Sie senkt den Kopf, meidet meinen Blick und deutet, leicht errötend, Richtung Ausgang. Als hätte ich Minuten zuvor alle deutschen, alle westlichen Werte mit einem Schlag zunichte gemacht. Sicher denkt sie von mir:

,Noch so ein Wilder!’, oder etwas Ähnliches.

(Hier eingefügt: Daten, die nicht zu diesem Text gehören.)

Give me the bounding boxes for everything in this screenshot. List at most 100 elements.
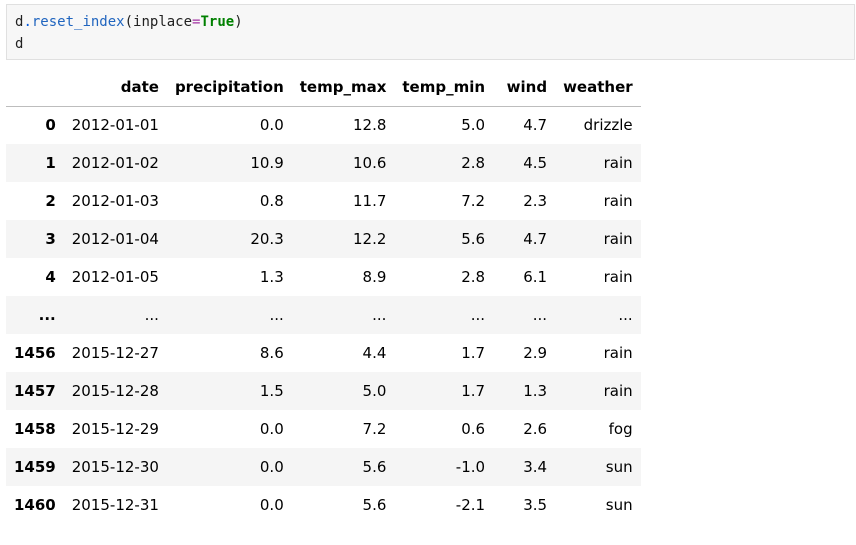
header-weather: weather	[555, 68, 641, 107]
cell-index: 1458	[14, 420, 56, 438]
code-arg-name: inplace	[133, 14, 193, 30]
cell-temp-max: 4.4	[362, 344, 387, 362]
cell-temp-max: 10.6	[352, 154, 387, 172]
cell-precipitation: 0.0	[259, 116, 284, 135]
cell-temp-max: 5.6	[362, 496, 387, 514]
cell-wind: 2.6	[523, 420, 548, 438]
header-temp-min: temp_min	[394, 68, 494, 107]
cell-temp-max: 12.8	[352, 116, 387, 135]
cell-temp-min: 0.6	[461, 420, 486, 438]
cell-weather: fog	[608, 420, 633, 438]
cell-index: 1460	[14, 496, 56, 514]
cell-temp-min: -1.0	[455, 458, 486, 476]
cell-weather: sun	[605, 496, 633, 514]
cell-temp-min: ...	[470, 306, 486, 324]
code-close-paren: )	[234, 14, 243, 30]
cell-temp-min: 5.0	[461, 116, 486, 135]
cell-wind: 4.7	[523, 116, 548, 135]
table-row: 1456 2015-12-27 8.6 4.4 1.7 2.9 rain	[6, 334, 641, 372]
cell-temp-min: 2.8	[461, 154, 486, 172]
cell-index: 1457	[14, 382, 56, 400]
code-equals: =	[192, 14, 201, 30]
table-body: 0 2012-01-01 0.0 12.8 5.0 4.7 drizzle 1 2012-01-…	[6, 106, 641, 524]
cell-index: ...	[38, 306, 56, 324]
cell-wind: 4.7	[523, 230, 548, 248]
code-object: d	[15, 14, 24, 30]
table-row: 1459 2015-12-30 0.0 5.6 -1.0 3.4 sun	[6, 448, 641, 486]
cell-date: ...	[144, 306, 159, 324]
dataframe-table: date precipitation temp_max temp_min win…	[6, 68, 641, 524]
header-temp-max: temp_max	[291, 68, 395, 107]
header-date: date	[63, 68, 167, 107]
cell-temp-max: 5.0	[362, 382, 387, 400]
cell-precipitation: 20.3	[250, 230, 284, 248]
cell-index: 4	[45, 268, 56, 286]
cell-weather: rain	[603, 154, 633, 172]
cell-precipitation: 0.0	[259, 420, 284, 438]
cell-temp-min: 7.2	[461, 192, 486, 210]
code-method: reset_index	[31, 14, 125, 30]
table-row: .....................	[6, 296, 641, 334]
cell-date: 2015-12-31	[71, 496, 159, 514]
cell-wind: 3.5	[523, 496, 548, 514]
table-row: 3 2012-01-04 20.3 12.2 5.6 4.7 rain	[6, 220, 641, 258]
cell-temp-max: 12.2	[352, 230, 387, 248]
table-row: 1460 2015-12-31 0.0 5.6 -2.1 3.5 sun	[6, 486, 641, 524]
cell-temp-max: 8.9	[362, 268, 387, 286]
cell-temp-max: ...	[372, 306, 387, 324]
cell-temp-min: 5.6	[461, 230, 486, 248]
cell-weather: ...	[618, 306, 633, 324]
cell-temp-max: 5.6	[362, 458, 387, 476]
table-header-row: date precipitation temp_max temp_min win…	[6, 68, 641, 107]
cell-index: 0	[45, 116, 56, 135]
cell-index: 2	[45, 192, 56, 210]
cell-date: 2012-01-03	[71, 192, 159, 210]
cell-date: 2015-12-27	[71, 344, 159, 362]
code-dot: .	[23, 14, 32, 30]
cell-date: 2012-01-04	[71, 230, 159, 248]
header-index	[6, 68, 64, 107]
cell-precipitation: 1.5	[259, 382, 284, 400]
header-wind: wind	[493, 68, 556, 107]
cell-precipitation: ...	[269, 306, 284, 324]
cell-weather: rain	[603, 268, 633, 286]
cell-precipitation: 0.0	[259, 496, 284, 514]
cell-wind: 2.9	[523, 344, 548, 362]
cell-index: 1459	[14, 458, 56, 476]
cell-precipitation: 1.3	[259, 268, 284, 286]
cell-output: date precipitation temp_max temp_min win…	[6, 68, 641, 524]
cell-index: 1	[45, 154, 56, 172]
table-row: 1458 2015-12-29 0.0 7.2 0.6 2.6 fog	[6, 410, 641, 448]
cell-precipitation: 8.6	[259, 344, 284, 362]
cell-date: 2012-01-02	[71, 154, 159, 172]
cell-wind: ...	[532, 306, 548, 324]
table-row: 2 2012-01-03 0.8 11.7 7.2 2.3 rain	[6, 182, 641, 220]
code-line-2: d	[15, 36, 24, 52]
cell-date: 2012-01-05	[71, 268, 159, 286]
cell-wind: 6.1	[523, 268, 548, 286]
code-cell-input[interactable]: d.reset_index(inplace=True) d	[6, 4, 855, 60]
cell-date: 2012-01-01	[71, 116, 159, 135]
cell-date: 2015-12-29	[71, 420, 159, 438]
cell-weather: rain	[603, 382, 633, 400]
cell-date: 2015-12-28	[71, 382, 159, 400]
cell-wind: 2.3	[523, 192, 548, 210]
table-row: 0 2012-01-01 0.0 12.8 5.0 4.7 drizzle	[6, 106, 641, 144]
code-open-paren: (	[124, 14, 134, 30]
cell-index: 1456	[14, 344, 56, 362]
cell-precipitation: 0.8	[259, 192, 284, 210]
code-arg-value: True	[200, 14, 235, 30]
cell-index: 3	[45, 230, 56, 248]
cell-weather: drizzle	[583, 116, 633, 135]
cell-weather: rain	[603, 192, 633, 210]
cell-precipitation: 10.9	[250, 154, 284, 172]
header-precipitation: precipitation	[166, 68, 292, 107]
cell-wind: 1.3	[523, 382, 548, 400]
cell-temp-min: 1.7	[461, 382, 486, 400]
cell-temp-min: 1.7	[461, 344, 486, 362]
cell-temp-max: 7.2	[362, 420, 387, 438]
cell-temp-min: 2.8	[461, 268, 486, 286]
table-row: 1457 2015-12-28 1.5 5.0 1.7 1.3 rain	[6, 372, 641, 410]
cell-temp-min: -2.1	[455, 496, 486, 514]
cell-wind: 4.5	[523, 154, 548, 172]
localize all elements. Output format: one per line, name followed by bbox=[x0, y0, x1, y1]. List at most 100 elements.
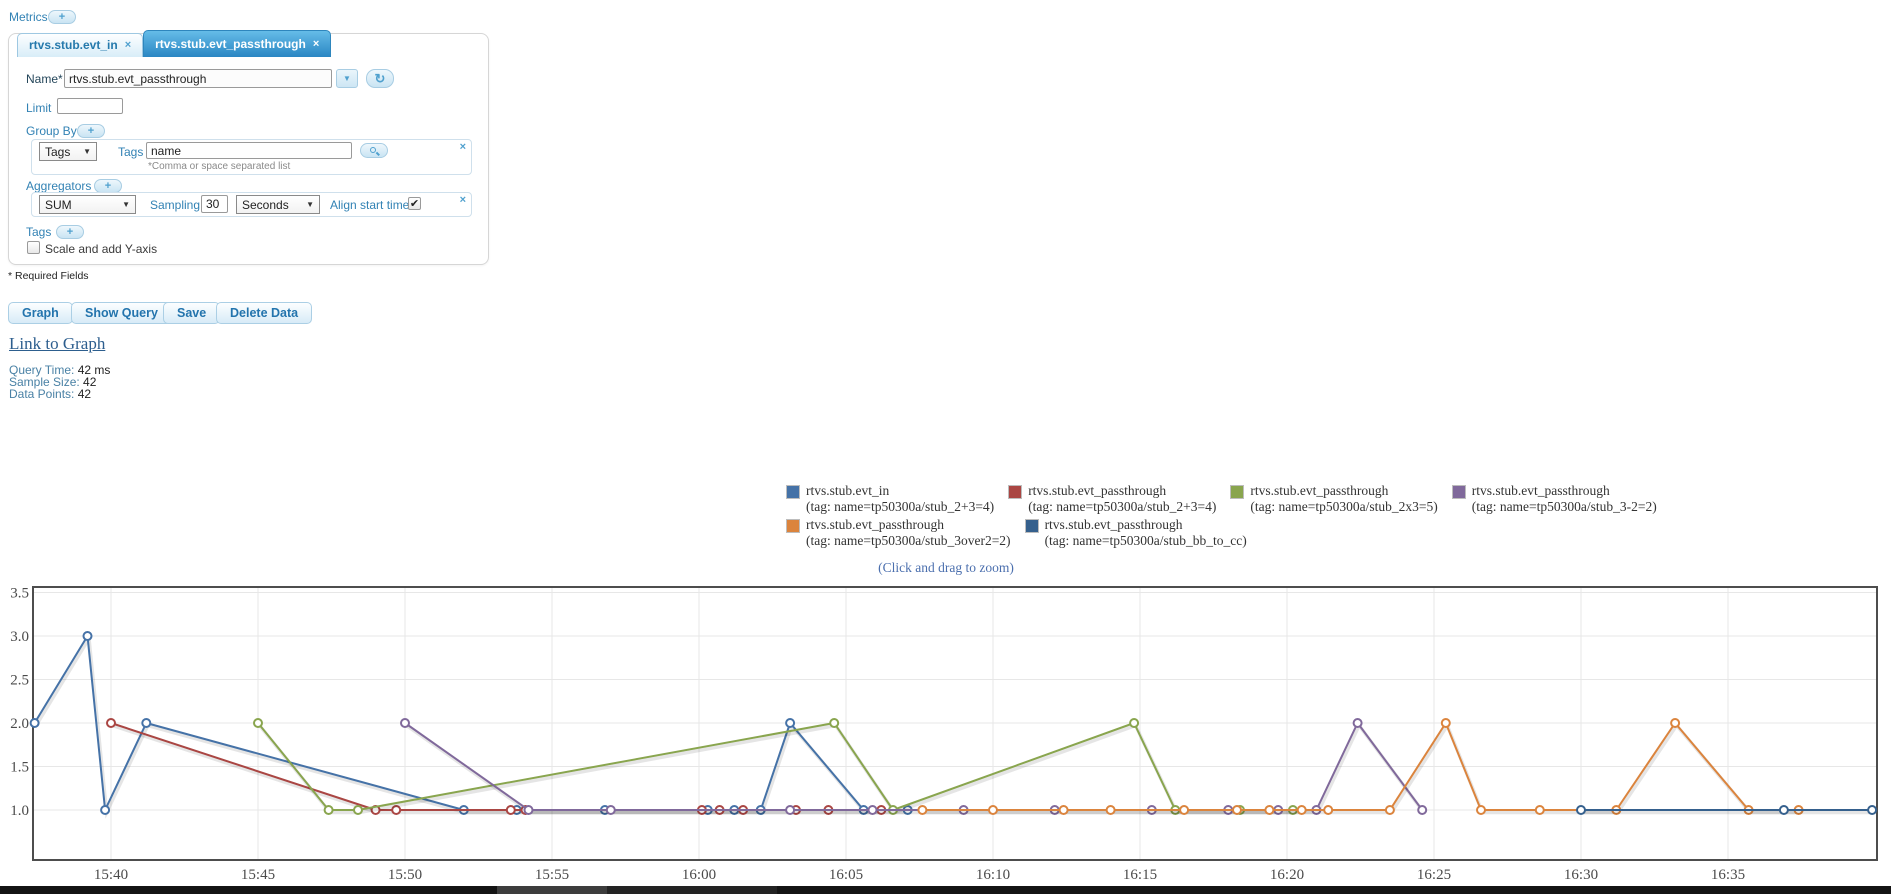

Ich schließe mich meinen Freunden wieder an, die noch immer über Also sprach Zarathustra diskutieren. Ich höre ihnen nicht zu. Lieber wäre ich jetzt in Langenbroich. In meinem Zimmer im Heinrich-Böll-Haus könnte ich mich aufs Bett legen und über diese Zaubertür nachdenken. Nietzsche ruft mir zu:

„Fliehe, mein Freund, in deine Einsamkeit. Fliehe dorthin, wo raue, starke Luft weht!“

Zu meinen Freunden sage ich:

„Kein Nietzsche mehr. Können wir das Thema wechseln?“

„Alles klar bei dir?“

„Ja. Ich bin nur irgendwie durcheinander. Manchmal finde ich Nietzsche zu schwer.“ Und mir wird klar, dass ich alles, was ich über Deutschland weiß, auf den Kopf stellen, überdenken, neu bewerten muss. In meinem Notizbüchlein halte ich fest:

Die Realität in Deutschland weicht hier und da offenbar von dem ab, was Philosophie, Literatur und Sprache des Landes vermitteln. Siehe: undemokratische Damentoiletten und eine gewisse Überempfindlichkeit beim Verschließen von Klotüren.

Brötchen bis zum Abwinken

Ich bin zwar nach Deutschland gekommen, weil ich ein Buch schreiben möchte, muss Ihnen aber gestehen, dass ich damit nicht gut vorankomme. Vor meinem Aufbruch nach Deutschland hatte ich geplant, dort während meines viermonatigen Aufenthalts an meinem Debütroman zu arbeiten. Zumindest hatte ich damit meinen Antrag an die Heinrich-Böll-Stiftung begründet, die mir freundlicherweise ein Arbeitsstipendium gewährt hat, mit dem ich im Heinrich-Böll-Haus vier Monate würde leben und arbeiten können. Ich war der Ansicht, während der vergangenen sieben, acht Jahre genügend Rohmaterial gesammelt zu haben - Zeitungsausschnitte, eigenartige, verstörende Nachrichten über Bombenanschläge und Todesopfer -, um daraus ohne große Mühe einen originellen Roman zu machen, lebhaft, zugänglich, facettenreich, faszinierend und spannend natürlich. Aber beim Durchblättern meiner vierhundert Seiten gesammelter Nachrichten und Notizen wird mir klar, sie enthalten nur wenig brauchbares Material. Zum Beispiel folgende Meldungen, schauen Sie:

- Tägliche Nutzung von Eseln für Terroranschläge,

- Weltweit größter Drogenfund in Afghanistan,

- Nato-Vertreter: Wenn es in Afghanistan zu einem Bürgerkrieg kommt, leisten wir keine finanzielle Hilfe,

- Taleban haben zwei Kinder enthauptet,

- Taleban haben ein Kind gehängt,

- Vermisster Leichnam eines US-Soldaten gefunden,

- Vermisster Leichnam eines georgischen Soldaten gefunden.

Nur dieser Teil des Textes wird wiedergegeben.